Sunday, August 10, 2014

Drums, drums in the deep

You get back from a week at a conference and it looks like somebody just dropped a theory bomb all over the Fair 'n' Balanced Network. Let's enjoy a few not-quite-random selections from the day's top stories, interspersed with random commentary.

Like the human brain, the "media agenda" (and the political agenda, from which we kinda-sorta liberated the idea back in the early 1970s), has a limited carrying capacity. At Fox, it's pretty much four stories at a time. That adds up to a lot of discrete stories if you count all the bobbing and weaving that goes on through the course of a news day, and it gets more complicated when two agenda levels are happening at once. With the Graham story above, there's both issue salience -- Iraq, and specifically the ISIS insurgency, is the day's biggest story -- and attribute salience: basically, run! So life's not just scary, it's complicated.

Conveniently, there's a master frame to help organize things. The Kenyan has screwed things up again: 

South Carolina GOP Sen. Lindsey Graham sounded the alarm Sunday about the growing threat of Islamic State launching an attack on American soil unless President Obama takes more decisive action to stop the terror group’s surge across Iraq and Syria.

Graham, a member of the Senate Armed Services Committee, told “Fox News Sunday” that the well-funded, swiftly-strengthening organization, which has taken control of large parts of both Middle East countries, is a “direct threat to our homeland.”

“Mr. President, be honest with the threat we face,” Graham said. “They are coming.”

Pretty well cuts your cognitive workload in half, doesn't it? It's a story about the usurper's fecklessness, and it's a securitized story: we need to do something about this now, or else there won't be a "we" to do anything about it in the future. You really don't even have to notice that the morning's most important story isn't about something that happened to change your assessment of Iraq; it's about something somebody said.

Which helps you understand the No. 3 story this morning (actually cribbed from a story earlier in the week; note that the subject was "unavailable for comment Wednesday"). This one too has a master frame: Libruls R Hypocrites. And it also illuminates the routines that go into making a news story at Fox:

Labor Secretary-turned-college professor Robert Reich’s latest lectures on income inequality don't square with his $240,000 salary for teaching just one class, economists tell

Hold that thought.

Reich, who served in the Clinton White House and is now a professor of public policy at the University of California at Berkeley, took on the topic of “Work and Worth” in an Aug. 2 post on his blog. In it, he lamented that there is “little or no relationship” between what someone is paid and their actual worth to society, and he wrapped up his post by calling for student loans to be forgiven for graduates in fields like social work, nursing and teaching.
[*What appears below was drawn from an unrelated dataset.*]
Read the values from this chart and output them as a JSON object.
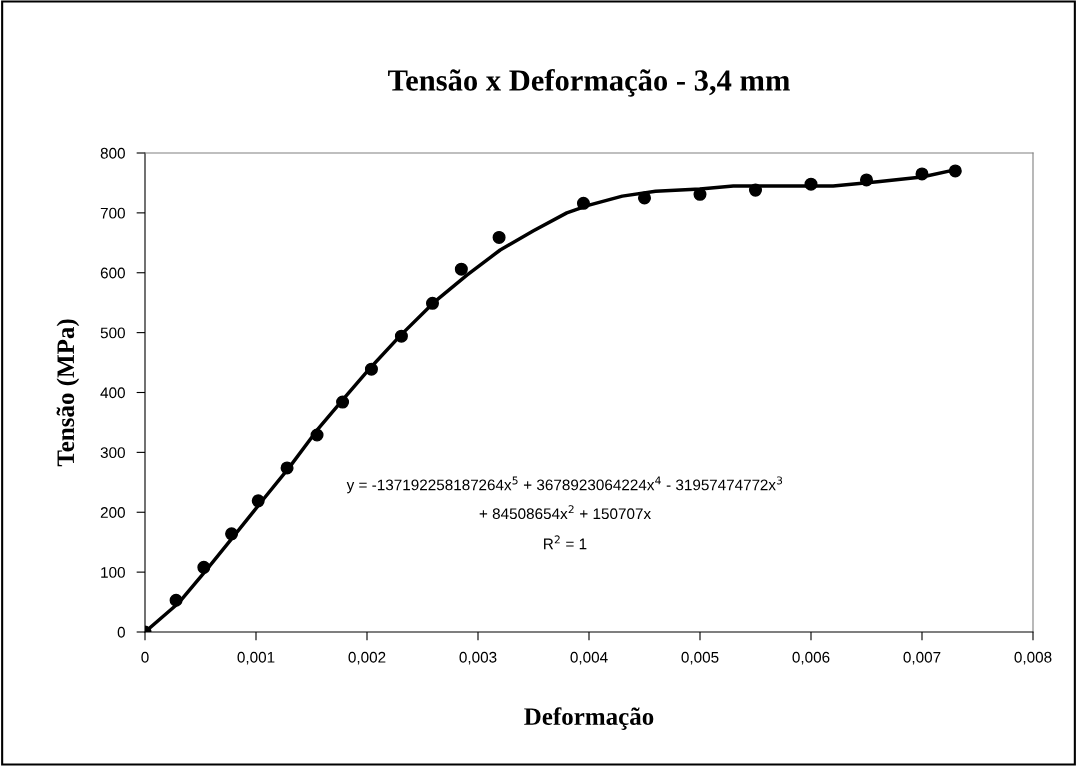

... But a professor who earns a one-percenter's income for a relatively easy workload has a tough time complaining about how unfair the economy is, according to some critics.

Who might "economists" and "some critics" be? 

“It’s definitely hypocritical,” said Dan Mitchell of the Washington-based Cato Institute. (Quick, kids, see if you can guess what question from the intrepid Fox reporter he was answering!) “And not only does he earn that salary, but I’m sure he pulls in a lot of money from consulting and from giving speeches. But he’s obviously in the top 1 or 2 percent, so if he really thinks that society mismeasures these things, then why isn’t he giving some of his money away?”

You need another source for a story this big, so it's a good thing you can just call someone  on the Fox payroll:

... Peter Morici, a professor of business at the University of Maryland and a Fox News contributor, echoed Mitchell’s take, saying most people get paid what the market says they're worth.

“He’s just an ideologue, he’s not really an economist,” Morici told “He’s basically a social scientist. This is his belief to me; it’s not an analytic position.”

OK, somebody missed that first-semester lecture on what "social science" means in the adult world. And you have to admire the convenience; it's as if the NYT's Washington bureau was to call Maureen Dowd for a comment on whether Bush Jr. is fit for high society. But we've learned something important about how news is structured, which is going to come in handy for our last example, which reached the No. 2 position in early evening:

A heart-wrenching new video shows the teary-eyed young children of imprisoned American pastor Saeed Abedini in an impassioned appeal to President Obama for help in getting their father freed from an Iranian prison.

In other words, the Kenyan should never disgrace America by negotiating with terrorists, unless Fox thinks it's a good idea to negotiate with terrorists. Somebody should probably tell the teary-eyed young children that Fox's views on that matter can change pretty fast.

Anyway, that's how I spent what passes for summer vacation in these parts. Hope you had a good one too.